FRANK BLACK: This is a great example of Keith Richards’ guitar playing and the way he always introduced tracks with really catchy chords. Twenty seconds into the song and bang, you’re hooked! I also really like the way Jagger mixed comedy and venom in lines like “The sunshine bores the daylights out of me.”
PHILL JUPITUS: After “Safe European Home” on The Clash’s Give ’Em Enough Rope, the greatest opening track to an album in my collection. I always preferred Jagger’s vocals slightly on the back foot. It’s almost as if when he was belting them out you could hear the prancing. It’s one of those tracks you find yourself turning up with the onset of each chorus. The horn refrain cuts into your head with each blast.
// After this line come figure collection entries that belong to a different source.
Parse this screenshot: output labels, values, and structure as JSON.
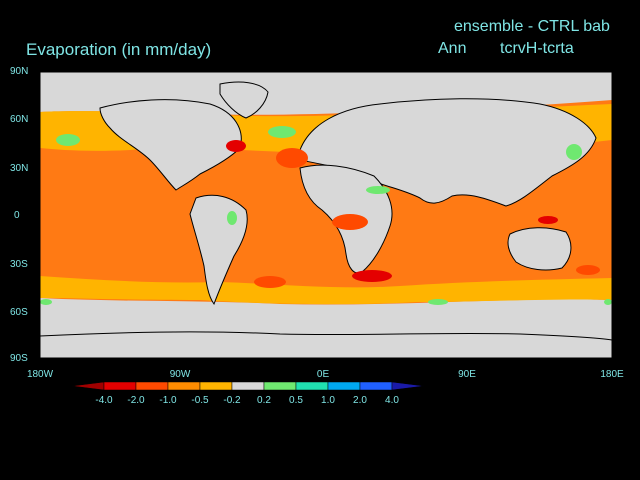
{
  "header": {
    "title": "Evaporation (in mm/day)",
    "ensemble": "ensemble - CTRL bab",
    "season": "Ann",
    "experiment": "tcrvH-tcrta"
  },
  "lat_labels": [
    "90N",
    "60N",
    "30N",
    "0",
    "30S",
    "60S",
    "90S"
  ],
  "lon_labels": [
    "180W",
    "90W",
    "0E",
    "90E",
    "180E"
  ],
  "colorbar": {
    "levels": [
      "-4.0",
      "-2.0",
      "-1.0",
      "-0.5",
      "-0.2",
      "0.2",
      "0.5",
      "1.0",
      "2.0",
      "4.0"
    ],
    "colors": [
      "#a00000",
      "#e40000",
      "#ff4a00",
      "#ff8c00",
      "#ffb400",
      "#d8d8d8",
      "#6fe870",
      "#20e0b0",
      "#00a8f0",
      "#2060ff",
      "#1a1aa8"
    ]
  },
  "colors": {
    "background": "#000000",
    "land_neutral": "#d8d8d8",
    "ocean_dominant": "#ff7a14",
    "coast": "#000000",
    "text": "#7fe5e5"
  }
}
The thing about Exile is the layering of the sounds is so delicately interwoven. You can pick out everybody’s parts, it’s a nice, spacey album.
TERRY MILES: My best friend and I were comparing the sonic brilliance of Jethro Tull’s Aqualung to Deep Purple’s Book Of Taliesyn late one stormy winter’s night (just after losing a healthy bout with our first bottle of Canadian whiskey) when our new friend Nico arrived. He ‘rolled one up’ and put on Exile On Main Street. That sound just changed everything. It was raw, murky and funky (but only in that good way). It kicked my ass. Nico was also responsible for turning us on to Dylan. I think he teaches grade school now. I put “Rocks Off” first because that’s the first track on the greatest Stones album ever. Thank you, Nico!